I just wanted to post this due to the problem I was having with this code. I recently replaced a broken timing belt on my 2005 pt cruiser (non-turbo). Everything went back together, minus the hours trying to get the timing marks lined up by myself. After getting the engine buttoned up, the car would crank and idle, but only after 2000 rpm and the engine code P0016 would show up. I went back into the engine, reset the timing belt, and cranked it before putting everything back together. Worked fine, so buttoned it back up and took it for a test drive. Bam, same engine code pops up again, only this time the car acted like it wanted to go into limp mode for half a second after driving for a few miles when I was turning around to come back to the house. It straightened up and drove fine. I could drive the car fine even after that, made a few test drives into town. The car would kind of fight limp mode after first cranking the car and accelerating, but then straighten up. After a couple of months of research and talking to a friend who is a pretty good mechanic, I decided this was an electrical problem. I checked, and sure enough, after looking at the wiring at the cam shaft sensor connector, it was frayed. I spliced it and still had some issues with the code. I had just put a new sensor on it when the belt broke thinking it might be the sensor, so I put the old sensor back on it and now it runs fine, no more light. So, after months of thinking the timing or tone rings might be off, it was just a wiring/sensor issue. I hope this helps someone else who is having similar problems.

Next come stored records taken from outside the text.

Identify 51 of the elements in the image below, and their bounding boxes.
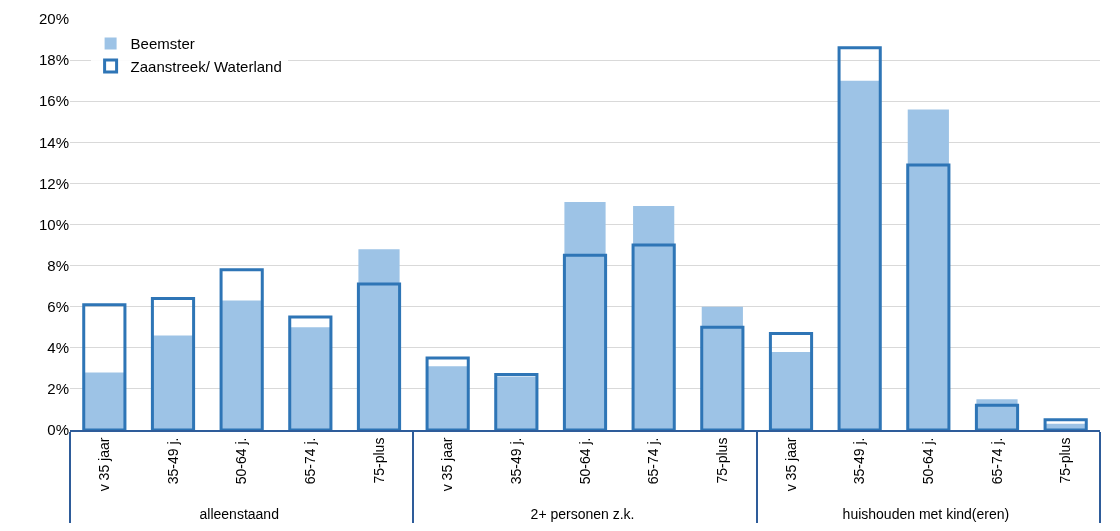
y-tick-label: 20% [38,10,69,28]
y-tick-label: 6% [47,297,69,315]
legend-label: Zaanstreek/ Waterland [130,57,282,75]
y-tick-label: 10% [38,215,69,233]
x-tick-label: 65-74 j. [301,437,318,485]
bar [1043,418,1088,430]
bar [906,163,951,430]
text: huishouden met kind(eren) [842,505,1010,522]
bar [562,253,608,430]
x-tick-label: 50-64 j. [919,437,936,485]
x-tick-label: v 35 jaar [782,437,799,492]
bar [82,303,127,430]
y-tick-label: 0% [47,421,69,439]
y-tick-label: 12% [38,174,69,192]
text: 2+ personen z.k. [530,505,635,522]
y-tick-label: 8% [47,256,69,274]
x-tick-label: 50-64 j. [233,437,250,485]
bar [907,109,949,430]
y-tick-label: 4% [47,339,69,357]
x-tick-label: 75-plus [370,437,387,484]
bar [356,282,402,430]
x-tick-label: v 35 jaar [439,437,456,492]
x-tick-label: 50-64 j. [576,437,593,485]
bar [150,296,196,430]
x-tick-label: 65-74 j. [645,437,662,485]
bar [701,306,743,430]
y-tick-label: 2% [47,380,69,398]
x-tick-label: 75-plus [1057,437,1074,484]
bar [219,268,264,430]
bar [700,325,745,430]
bar [221,300,263,430]
bar [83,372,125,430]
y-tick-label: 14% [38,133,69,151]
y-tick-label: 18% [38,51,69,69]
x-tick-label: 35-49 j. [164,437,181,485]
bar [289,327,331,430]
bar [288,315,333,430]
bar [564,201,606,430]
text: alleenstaand [199,505,279,522]
x-tick-label: 65-74 j. [988,437,1005,485]
bar [425,356,470,430]
x-tick-label: v 35 jaar [95,437,112,492]
bar [633,206,675,430]
y-tick-label: 16% [38,92,69,110]
bar [152,335,194,430]
bar [768,331,814,430]
legend-label: Beemster [130,35,195,53]
x-tick-label: 35-49 j. [507,437,524,485]
x-tick-label: 35-49 j. [851,437,868,485]
x-tick-label: 75-plus [713,437,730,484]
bar [631,243,676,430]
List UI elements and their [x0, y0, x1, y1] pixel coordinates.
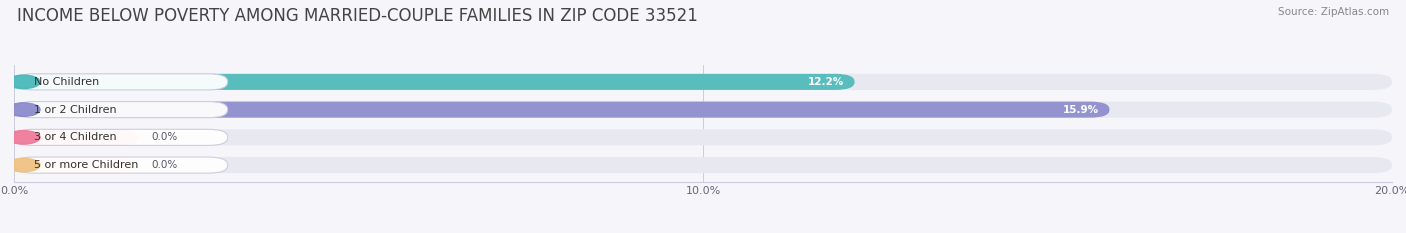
Circle shape [7, 131, 41, 144]
Circle shape [7, 103, 41, 116]
FancyBboxPatch shape [14, 157, 228, 173]
FancyBboxPatch shape [14, 74, 855, 90]
Text: 5 or more Children: 5 or more Children [34, 160, 139, 170]
Text: 3 or 4 Children: 3 or 4 Children [34, 132, 117, 142]
FancyBboxPatch shape [14, 102, 1392, 118]
Circle shape [7, 158, 41, 172]
Text: No Children: No Children [34, 77, 100, 87]
FancyBboxPatch shape [14, 129, 228, 145]
FancyBboxPatch shape [14, 157, 138, 173]
Text: 15.9%: 15.9% [1063, 105, 1099, 115]
FancyBboxPatch shape [14, 102, 1109, 118]
FancyBboxPatch shape [14, 102, 228, 118]
FancyBboxPatch shape [14, 74, 1392, 90]
Circle shape [7, 75, 41, 89]
Text: 0.0%: 0.0% [152, 132, 179, 142]
FancyBboxPatch shape [14, 129, 1392, 145]
Text: 0.0%: 0.0% [152, 160, 179, 170]
Text: 1 or 2 Children: 1 or 2 Children [34, 105, 117, 115]
Text: Source: ZipAtlas.com: Source: ZipAtlas.com [1278, 7, 1389, 17]
FancyBboxPatch shape [14, 74, 228, 90]
FancyBboxPatch shape [14, 157, 1392, 173]
Text: INCOME BELOW POVERTY AMONG MARRIED-COUPLE FAMILIES IN ZIP CODE 33521: INCOME BELOW POVERTY AMONG MARRIED-COUPL… [17, 7, 697, 25]
FancyBboxPatch shape [14, 129, 138, 145]
Text: 12.2%: 12.2% [808, 77, 844, 87]
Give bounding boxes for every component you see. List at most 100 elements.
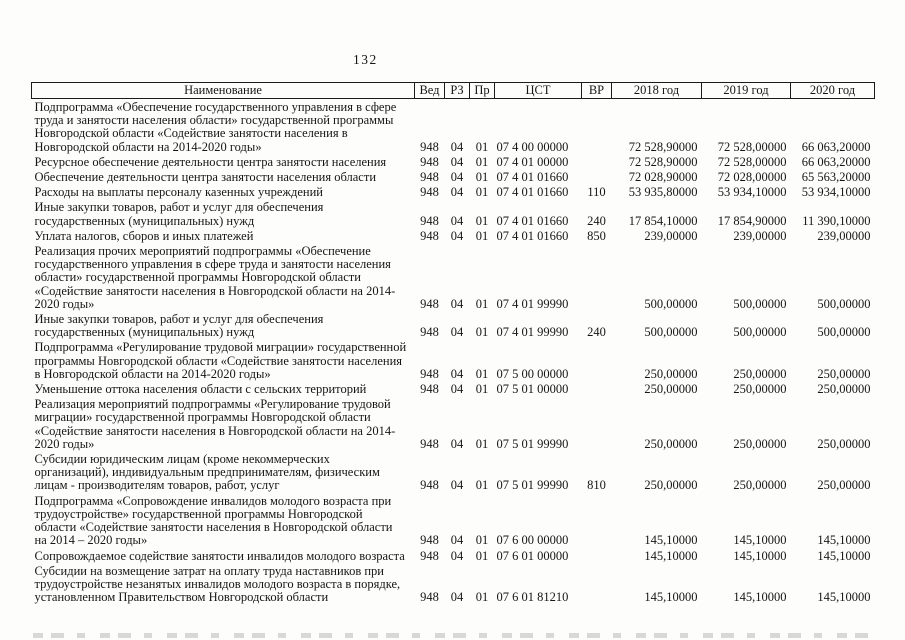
cell-vr: [582, 99, 612, 154]
cell-ved: 948: [420, 436, 439, 451]
cell-vr: [582, 396, 612, 451]
cell-pr: 01: [475, 213, 489, 228]
table-row: Субсидии на возмещение затрат на оплату …: [32, 563, 875, 605]
cell-name: Уменьшение оттока населения области с се…: [34, 382, 367, 397]
cell-y2019: 250,00000: [733, 436, 787, 451]
cell-rz: 04: [450, 548, 464, 563]
cell-cst: 07 4 00 00000: [496, 139, 569, 154]
cell-rz: 04: [450, 325, 464, 340]
cell-y2020: 145,10000: [817, 533, 871, 548]
cell-pr: 01: [475, 382, 489, 397]
cell-cst: 07 6 01 00000: [496, 548, 569, 563]
cell-ved: 948: [420, 296, 439, 311]
cell-vr: [582, 243, 612, 311]
cell-pr: 01: [475, 296, 489, 311]
cell-y2018: 250,00000: [644, 382, 698, 397]
cell-vr: [582, 548, 612, 563]
cell-y2018: 145,10000: [644, 548, 698, 563]
cell-y2020: 65 563,20000: [801, 170, 871, 185]
cell-y2020: 500,00000: [817, 296, 871, 311]
cell-rz: 04: [450, 139, 464, 154]
cell-pr: 01: [475, 478, 489, 493]
cell-y2019: 145,10000: [733, 533, 787, 548]
cell-y2018: 250,00000: [644, 478, 698, 493]
cell-ved: 948: [420, 366, 439, 381]
cell-cst: 07 5 01 99990: [496, 478, 569, 493]
cell-ved: 948: [420, 139, 439, 154]
cell-ved: 948: [420, 228, 439, 243]
table-row: Реализация прочих мероприятий подпрограм…: [32, 243, 875, 311]
cell-y2020: 11 390,10000: [802, 213, 871, 228]
cell-ved: 948: [420, 382, 439, 397]
cell-cst: 07 6 00 00000: [496, 533, 569, 548]
cell-cst: 07 4 01 99990: [496, 325, 569, 340]
table-row: Субсидии юридическим лицам (кроме некомм…: [32, 451, 875, 493]
cell-y2020: 145,10000: [817, 548, 871, 563]
cell-name: Расходы на выплаты персоналу казенных уч…: [34, 185, 324, 200]
cell-rz: 04: [450, 436, 464, 451]
cell-pr: 01: [475, 548, 489, 563]
cell-pr: 01: [475, 185, 489, 200]
cell-name: Ресурсное обеспечение деятельности центр…: [34, 154, 387, 169]
header-pr: Пр: [469, 82, 495, 99]
cell-cst: 07 4 01 01660: [496, 185, 569, 200]
cell-y2019: 72 528,00000: [717, 154, 787, 169]
table-row: Подпрограмма «Обеспечение государственно…: [32, 99, 875, 154]
cell-pr: 01: [475, 436, 489, 451]
table-row: Реализация мероприятий подпрограммы «Рег…: [32, 396, 875, 451]
table-row: Уменьшение оттока населения области с се…: [32, 381, 875, 396]
cell-name: Сопровождаемое содействие занятости инва…: [34, 548, 405, 563]
cell-rz: 04: [450, 228, 464, 243]
cell-y2019: 250,00000: [733, 478, 787, 493]
header-rz: РЗ: [444, 82, 470, 99]
table-row: Расходы на выплаты персоналу казенных уч…: [32, 184, 875, 199]
cell-name: Подпрограмма «Регулирование трудовой миг…: [34, 340, 407, 381]
budget-table-header: Наименование Вед РЗ Пр ЦСТ ВР 2018 год 2…: [31, 82, 875, 99]
cell-ved: 948: [420, 213, 439, 228]
cell-rz: 04: [450, 170, 464, 185]
cell-y2019: 500,00000: [733, 296, 787, 311]
header-2019: 2019 год: [701, 82, 791, 99]
cell-pr: 01: [475, 590, 489, 605]
cell-name: Субсидии на возмещение затрат на оплату …: [34, 563, 401, 605]
cell-rz: 04: [450, 213, 464, 228]
cell-vr: [582, 339, 612, 381]
cell-rz: 04: [450, 382, 464, 397]
header-2018: 2018 год: [611, 82, 702, 99]
cell-vr: 110: [587, 185, 606, 200]
cell-y2020: 250,00000: [817, 382, 871, 397]
cell-y2020: 250,00000: [817, 436, 871, 451]
cell-y2020: 145,10000: [817, 590, 871, 605]
cell-y2018: 500,00000: [644, 296, 698, 311]
cell-y2018: 72 528,90000: [628, 154, 698, 169]
cell-y2018: 145,10000: [644, 590, 698, 605]
cell-rz: 04: [450, 590, 464, 605]
cell-y2019: 250,00000: [733, 382, 787, 397]
cell-vr: [582, 169, 612, 184]
cell-y2019: 53 934,10000: [717, 185, 787, 200]
cell-y2018: 500,00000: [644, 325, 698, 340]
next-page-text-cutoff: [33, 633, 873, 638]
cell-pr: 01: [475, 325, 489, 340]
header-cst: ЦСТ: [494, 82, 582, 99]
cell-pr: 01: [475, 228, 489, 243]
cell-cst: 07 6 01 81210: [496, 590, 569, 605]
cell-y2018: 72 028,90000: [628, 170, 698, 185]
header-vr: ВР: [581, 82, 612, 99]
table-row: Сопровождаемое содействие занятости инва…: [32, 548, 875, 563]
table-row: Ресурсное обеспечение деятельности центр…: [32, 154, 875, 169]
cell-y2019: 250,00000: [733, 366, 787, 381]
cell-vr: 240: [587, 325, 606, 340]
cell-cst: 07 4 01 99990: [496, 296, 569, 311]
cell-y2018: 72 528,90000: [628, 139, 698, 154]
table-row: Иные закупки товаров, работ и услуг для …: [32, 311, 875, 339]
budget-table-body: Подпрограмма «Обеспечение государственно…: [32, 99, 875, 605]
header-2020: 2020 год: [790, 82, 875, 99]
cell-rz: 04: [450, 154, 464, 169]
cell-vr: 850: [587, 228, 606, 243]
cell-y2018: 17 854,10000: [628, 213, 698, 228]
cell-pr: 01: [475, 139, 489, 154]
cell-name: Подпрограмма «Обеспечение государственно…: [34, 100, 397, 154]
cell-name: Субсидии юридическим лицам (кроме некомм…: [34, 452, 380, 493]
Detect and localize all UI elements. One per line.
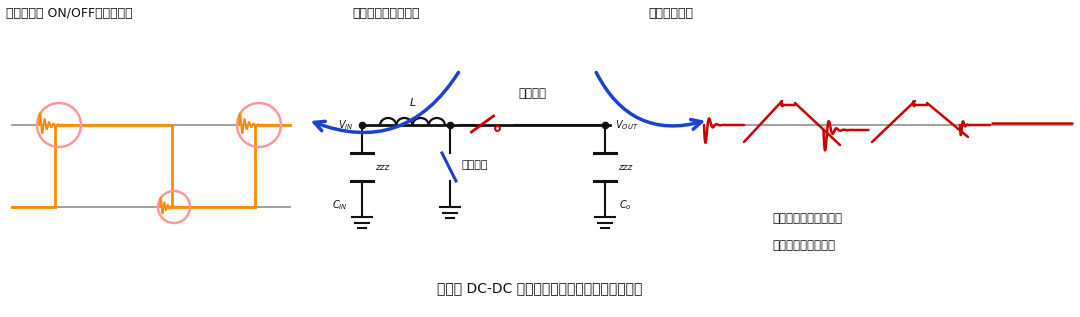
Text: 开关节点的电压波形: 开关节点的电压波形: [352, 7, 419, 20]
Text: $C_{IN}$: $C_{IN}$: [333, 198, 348, 212]
Text: zzz: zzz: [618, 163, 632, 171]
Text: 输出电压波形: 输出电压波形: [648, 7, 693, 20]
Text: L: L: [409, 98, 416, 108]
Text: 低边开关的 ON/OFF引发的振动: 低边开关的 ON/OFF引发的振动: [6, 7, 133, 20]
Text: 升压型 DC-DC 转换器的开关节点和输出电压波形: 升压型 DC-DC 转换器的开关节点和输出电压波形: [437, 281, 643, 295]
FancyArrowPatch shape: [314, 72, 459, 133]
FancyArrowPatch shape: [596, 73, 702, 129]
Text: 低边开关: 低边开关: [462, 160, 488, 170]
Text: $V_{IN}$: $V_{IN}$: [338, 118, 354, 132]
Text: $V_{OUT}$: $V_{OUT}$: [615, 118, 638, 132]
Text: 振铃导致的高频噪声: 振铃导致的高频噪声: [772, 239, 835, 252]
Text: 输出电压的纹波电压和: 输出电压的纹波电压和: [772, 212, 842, 225]
Text: $C_o$: $C_o$: [619, 198, 632, 212]
Text: zzz: zzz: [375, 163, 389, 171]
Text: 高边开关: 高边开关: [518, 87, 546, 100]
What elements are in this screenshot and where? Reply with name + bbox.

Was the sensor you installed OEM? I only use OEM sensors after being burned a couple of times.
It was the Lifetime warrantied one from Autozone. I put the old 90 day warranty one I got from Autozone back on it and it worked fine. I have installed 3 of them on the car since I have had the car now in about 5-6 years.
If you were able to determine that you had a fault code P0016 that related to a camshaft sensor why were you not able to determine that the cause was a faulty sensor or wiring rather than having to go back into the timing cover? I think the lesson here is to test parts before replacing.
Because if you read the diagnosis for a P0016, it tends to be very vague and general. Everything I looked at pointed to the timing marks being off, or bad toner rings as the more feasible causes of the problem. After changing the cam shaft sensor, that was the last thing I thought of as being bad. I didn’t expect my problem to be a bad new sensor. My point in posting this was to help anyone else with a P0016 code in that it isn’t necessarily the timing belt being off or bad toner rings. Here is the possible causes I found for the P0016 code:
- Timing chain stretched, or timing belt skipped a tooth due to wear
- Misalignment of timing belt/chain
- Tone ring on crankshaft slipped/broken
- Tone ring on camshaft slipped/broken
- Bad crank sensor
- Bad cam sensor
- Damaged wiring to crank/cam sensor
- Timing belt/chain tensioner damaged
The code itself did not point specifically to the cam sensor. I just happened to think to put the old sensor back on to see what would happen.
Yes, I see. Fault code definitions are always vague and general because there are always several things that can cause a single fault code.
What were you using to diagnose the fault codes? I have never used a code reader, always a scan tool, in which case it would have been clear from the driver’s seat that there was no signal coming from the cam sensor. Even without a scan tool didn’t your mechanic friend check the sensor with a simple volt/ohm meter and find it to be good or bad?
5 minutes of testing would have saved you driving around for months with a broken car.
I used both a code scanner and the trick of turning the key on and off 3 times to pull the code out of the odometer reading. I gave him the code and his machine didn’t recommend much. We talked about it and decided it was an electrical issue and I solved it from there.
My friend lives over an hour away, so I didn’t want to chance driving it that far until I was sure about the cars soundness.